Samuel : Oui, complètement. D’une certaine manière le processus a été le même, mais tout était différent à la fois, comme le fait d’être à Londres, d’avoir un nouveau producteur. Notre précédent producteur, Lachlan Mitchell, est toujours un ami proche, on se sentait très à l’aise auprès de lui. C’était plus effrayant à Londres, sans lui, avec juste notre label et nous, ça nous a mis plus de pression. Mais on a continué à faire les même choses que d’habitude, travaillé ensemble dans notre studio, enregistré des démos puis travaillé dessus. La différence résidait plus dans tout le reste, tout ce qui nous entourait. C’était donc très différent mais un peu similaire à la fois !

Le premier titre dévoilé avant la sortie de l’album s’intitule ‘The End’, pourtant c’est un nouveau départ pour le groupe, pourquoi avez-vous décidé de commencer par une telle affirmation ?

Samuel : Cette chanson est un défi en terme de paroles, je crois qu’Hayley y exprime des sentiments profonds. Mais ça ne dépend pas de nous, on ne choisit pas quel sera le premier single à sortir. Mais c’était la première chanson que nous avions terminée et le label nous nous a dit « c’est super, sortons-là ». C’est la plus accrocheuse donc ça a du sens.

‘The Brink’ semble mettre l’accent sur les claviers, vouliez-vous donner à ce disque un son plus ‘Pop’ ?

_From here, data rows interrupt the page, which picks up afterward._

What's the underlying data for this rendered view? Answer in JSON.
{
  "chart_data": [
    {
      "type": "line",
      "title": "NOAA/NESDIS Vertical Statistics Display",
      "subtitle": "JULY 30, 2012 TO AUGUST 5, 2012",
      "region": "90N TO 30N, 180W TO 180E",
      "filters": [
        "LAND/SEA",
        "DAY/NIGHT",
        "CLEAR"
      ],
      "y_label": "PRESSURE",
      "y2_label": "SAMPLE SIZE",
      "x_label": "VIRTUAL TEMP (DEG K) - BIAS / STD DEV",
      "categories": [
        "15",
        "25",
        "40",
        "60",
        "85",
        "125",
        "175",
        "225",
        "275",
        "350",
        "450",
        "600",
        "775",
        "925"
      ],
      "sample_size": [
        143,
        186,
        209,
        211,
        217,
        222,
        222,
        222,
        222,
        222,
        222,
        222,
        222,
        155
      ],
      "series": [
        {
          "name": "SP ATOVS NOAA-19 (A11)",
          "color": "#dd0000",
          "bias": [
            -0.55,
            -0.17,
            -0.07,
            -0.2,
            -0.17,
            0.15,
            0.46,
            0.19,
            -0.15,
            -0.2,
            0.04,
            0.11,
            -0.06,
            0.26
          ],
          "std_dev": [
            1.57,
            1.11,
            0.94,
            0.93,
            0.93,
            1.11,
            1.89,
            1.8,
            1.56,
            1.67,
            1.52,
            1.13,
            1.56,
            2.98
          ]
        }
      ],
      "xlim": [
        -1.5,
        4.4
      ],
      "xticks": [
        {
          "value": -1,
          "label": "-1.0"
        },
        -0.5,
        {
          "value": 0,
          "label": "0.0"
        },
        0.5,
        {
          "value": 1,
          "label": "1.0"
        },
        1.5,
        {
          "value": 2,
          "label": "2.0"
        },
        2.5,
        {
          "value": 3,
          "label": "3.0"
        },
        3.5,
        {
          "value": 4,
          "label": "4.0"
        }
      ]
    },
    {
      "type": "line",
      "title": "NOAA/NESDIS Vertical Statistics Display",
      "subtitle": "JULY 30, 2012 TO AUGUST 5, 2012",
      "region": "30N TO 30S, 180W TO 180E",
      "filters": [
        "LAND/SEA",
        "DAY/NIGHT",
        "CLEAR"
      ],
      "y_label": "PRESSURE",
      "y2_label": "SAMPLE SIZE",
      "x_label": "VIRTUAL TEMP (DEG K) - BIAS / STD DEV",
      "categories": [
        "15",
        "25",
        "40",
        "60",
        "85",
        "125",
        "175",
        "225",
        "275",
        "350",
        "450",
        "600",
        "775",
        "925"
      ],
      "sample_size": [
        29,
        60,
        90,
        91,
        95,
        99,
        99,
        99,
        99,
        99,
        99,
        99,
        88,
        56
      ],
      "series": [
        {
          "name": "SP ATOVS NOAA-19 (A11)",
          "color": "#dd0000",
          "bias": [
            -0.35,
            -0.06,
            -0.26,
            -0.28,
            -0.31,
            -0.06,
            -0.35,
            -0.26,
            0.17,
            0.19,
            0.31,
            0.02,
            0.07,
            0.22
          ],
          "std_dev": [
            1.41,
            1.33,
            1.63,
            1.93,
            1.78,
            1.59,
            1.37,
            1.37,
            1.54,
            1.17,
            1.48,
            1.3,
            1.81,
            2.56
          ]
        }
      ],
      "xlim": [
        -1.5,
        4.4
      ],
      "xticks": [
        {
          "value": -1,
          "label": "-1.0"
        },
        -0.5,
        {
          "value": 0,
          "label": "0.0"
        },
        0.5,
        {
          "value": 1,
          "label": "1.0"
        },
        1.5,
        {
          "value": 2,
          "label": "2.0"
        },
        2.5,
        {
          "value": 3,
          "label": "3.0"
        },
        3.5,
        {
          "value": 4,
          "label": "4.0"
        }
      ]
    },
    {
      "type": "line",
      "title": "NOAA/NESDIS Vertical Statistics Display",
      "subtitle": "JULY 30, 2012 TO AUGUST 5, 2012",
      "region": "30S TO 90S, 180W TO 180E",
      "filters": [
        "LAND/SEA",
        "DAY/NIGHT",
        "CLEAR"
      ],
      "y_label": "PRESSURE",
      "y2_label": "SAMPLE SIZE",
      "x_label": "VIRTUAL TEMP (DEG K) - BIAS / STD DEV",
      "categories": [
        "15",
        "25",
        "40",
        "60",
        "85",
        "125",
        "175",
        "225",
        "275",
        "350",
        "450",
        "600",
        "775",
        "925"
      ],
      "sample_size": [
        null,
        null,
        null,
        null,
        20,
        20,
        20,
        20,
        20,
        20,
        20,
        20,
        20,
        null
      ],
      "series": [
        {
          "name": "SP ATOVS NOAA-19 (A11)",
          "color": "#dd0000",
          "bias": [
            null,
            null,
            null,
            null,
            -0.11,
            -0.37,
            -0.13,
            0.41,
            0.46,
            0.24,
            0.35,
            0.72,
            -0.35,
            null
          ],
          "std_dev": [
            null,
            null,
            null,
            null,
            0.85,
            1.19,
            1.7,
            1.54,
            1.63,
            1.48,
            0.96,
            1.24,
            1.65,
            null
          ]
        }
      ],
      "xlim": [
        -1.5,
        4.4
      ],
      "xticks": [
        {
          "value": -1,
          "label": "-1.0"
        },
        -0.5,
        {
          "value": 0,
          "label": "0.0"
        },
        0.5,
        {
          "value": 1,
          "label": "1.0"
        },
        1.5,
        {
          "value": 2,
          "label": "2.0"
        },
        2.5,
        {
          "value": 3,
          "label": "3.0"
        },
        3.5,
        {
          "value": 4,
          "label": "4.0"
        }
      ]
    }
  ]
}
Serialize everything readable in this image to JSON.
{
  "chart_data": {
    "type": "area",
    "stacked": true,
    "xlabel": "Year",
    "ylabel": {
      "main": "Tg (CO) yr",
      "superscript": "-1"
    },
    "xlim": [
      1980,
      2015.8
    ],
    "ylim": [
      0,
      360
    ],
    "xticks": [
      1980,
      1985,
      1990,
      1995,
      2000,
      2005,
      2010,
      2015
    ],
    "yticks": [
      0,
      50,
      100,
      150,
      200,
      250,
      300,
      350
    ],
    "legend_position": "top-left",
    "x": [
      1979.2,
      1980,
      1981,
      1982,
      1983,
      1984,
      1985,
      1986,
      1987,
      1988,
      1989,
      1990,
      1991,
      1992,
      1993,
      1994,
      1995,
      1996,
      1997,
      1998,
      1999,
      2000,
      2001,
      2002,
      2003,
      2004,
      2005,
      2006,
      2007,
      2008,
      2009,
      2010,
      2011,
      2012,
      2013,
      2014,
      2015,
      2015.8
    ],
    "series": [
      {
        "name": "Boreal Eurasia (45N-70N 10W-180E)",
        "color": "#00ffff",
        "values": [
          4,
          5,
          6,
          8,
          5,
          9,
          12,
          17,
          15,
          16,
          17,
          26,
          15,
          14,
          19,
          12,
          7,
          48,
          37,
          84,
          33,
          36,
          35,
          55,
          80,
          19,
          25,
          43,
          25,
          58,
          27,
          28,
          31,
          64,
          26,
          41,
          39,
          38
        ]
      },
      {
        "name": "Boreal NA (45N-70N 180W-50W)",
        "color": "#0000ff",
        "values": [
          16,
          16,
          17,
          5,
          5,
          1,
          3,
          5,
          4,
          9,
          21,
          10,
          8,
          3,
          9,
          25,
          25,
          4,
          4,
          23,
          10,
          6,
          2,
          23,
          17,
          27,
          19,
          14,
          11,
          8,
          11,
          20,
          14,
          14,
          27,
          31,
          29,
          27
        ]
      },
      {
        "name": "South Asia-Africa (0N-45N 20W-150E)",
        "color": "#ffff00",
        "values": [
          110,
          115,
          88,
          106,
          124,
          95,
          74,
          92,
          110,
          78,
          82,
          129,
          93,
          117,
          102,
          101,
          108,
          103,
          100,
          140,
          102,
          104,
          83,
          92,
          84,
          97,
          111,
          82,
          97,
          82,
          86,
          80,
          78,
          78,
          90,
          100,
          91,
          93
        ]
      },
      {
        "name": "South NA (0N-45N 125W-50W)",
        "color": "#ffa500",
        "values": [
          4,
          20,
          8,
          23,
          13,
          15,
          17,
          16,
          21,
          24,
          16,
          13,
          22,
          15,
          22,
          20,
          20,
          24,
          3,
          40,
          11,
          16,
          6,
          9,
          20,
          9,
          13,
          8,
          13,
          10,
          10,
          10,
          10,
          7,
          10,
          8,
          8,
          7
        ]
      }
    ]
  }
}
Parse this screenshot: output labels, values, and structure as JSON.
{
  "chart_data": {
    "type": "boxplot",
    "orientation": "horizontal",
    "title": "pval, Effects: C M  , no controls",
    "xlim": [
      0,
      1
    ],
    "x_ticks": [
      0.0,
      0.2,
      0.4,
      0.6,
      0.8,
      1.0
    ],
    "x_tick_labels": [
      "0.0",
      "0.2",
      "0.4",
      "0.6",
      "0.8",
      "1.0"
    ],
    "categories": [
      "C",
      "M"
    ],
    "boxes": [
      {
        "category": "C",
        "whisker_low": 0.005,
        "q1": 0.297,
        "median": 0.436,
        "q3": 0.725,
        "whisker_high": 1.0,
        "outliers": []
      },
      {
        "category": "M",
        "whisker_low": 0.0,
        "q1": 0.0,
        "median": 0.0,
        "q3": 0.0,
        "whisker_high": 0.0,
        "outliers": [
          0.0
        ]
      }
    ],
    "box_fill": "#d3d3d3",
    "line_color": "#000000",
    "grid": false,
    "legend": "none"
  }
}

Samuel : Quand on a commencé à écrire à nouveau on n’avait rien de particulier en tête. Mais on a acheté un synthé et notre nouveau producteur, Dan, est plus Pop, donc tout s’est mis en place de cette manière. Mais les chansons ne sont pas nécessairement Pop, elles peuvent être sombres, mais elle ont été assemblées d’une façon plus Pop parce que le son de l’album est clair et concis. Evidemment je l’adore, car il y a pas mal de sons qui peuvent être plus bizarres, c’est un bon mélange en définitive.

En parlant de noirceur, j’ai le sentiment que vous vouliez donner une atmosphère plus optimiste à cet album.

Samuel : Oui, on nous l’a mentionné plusieurs fois. Il faut dire que nous avions été si fatigués par le tournée, et que nous avions plus de pression à Londres qu’en Australie. Je pense que c’est parce que nous étions dans un état d’esprit plus négatif que cet album est plus joyeux. Je crois que ce sont les gens tristes qui font des chansons joyeuses !… Et les gens heureux font des chansons tristes ! C’est certainement vrai pour nous. On a vraiment combattu, on est passé par l’angoisse de la page blanche. Donc dans ces cas-là tu charges ta musique d’optimisme parce que ça te fait sentir mieux, c’est ce qu’on a fait.

Il y a d’ailleurs beaucoup de romance dans les thèmes et les paroles des chansons, ce disque est-il caractérisé par une trame lyrique?

Samuel : Il y en a toujours une. Le titre ‘The Brink’ (le bord, ndlr) résume très bien cela. C’est comme si tu avais quelqu’un qui traverse une période difficile, que ce soit Hayley ou un autre membre du groupe, je ne sais pas qui sont ses personnages dans ses paroles. Ses paroles explorent cette période de changement, ce qui est arrivé, ce qui l’a aidée, quels étaient ses sentiments, peut-être le fait de vieillir aussi. Toutes ces choses qui caractérisent le changement, négatif ou positif. C’est un concept assez large.

Et le dessin de la pochette, à quoi fait-il référence?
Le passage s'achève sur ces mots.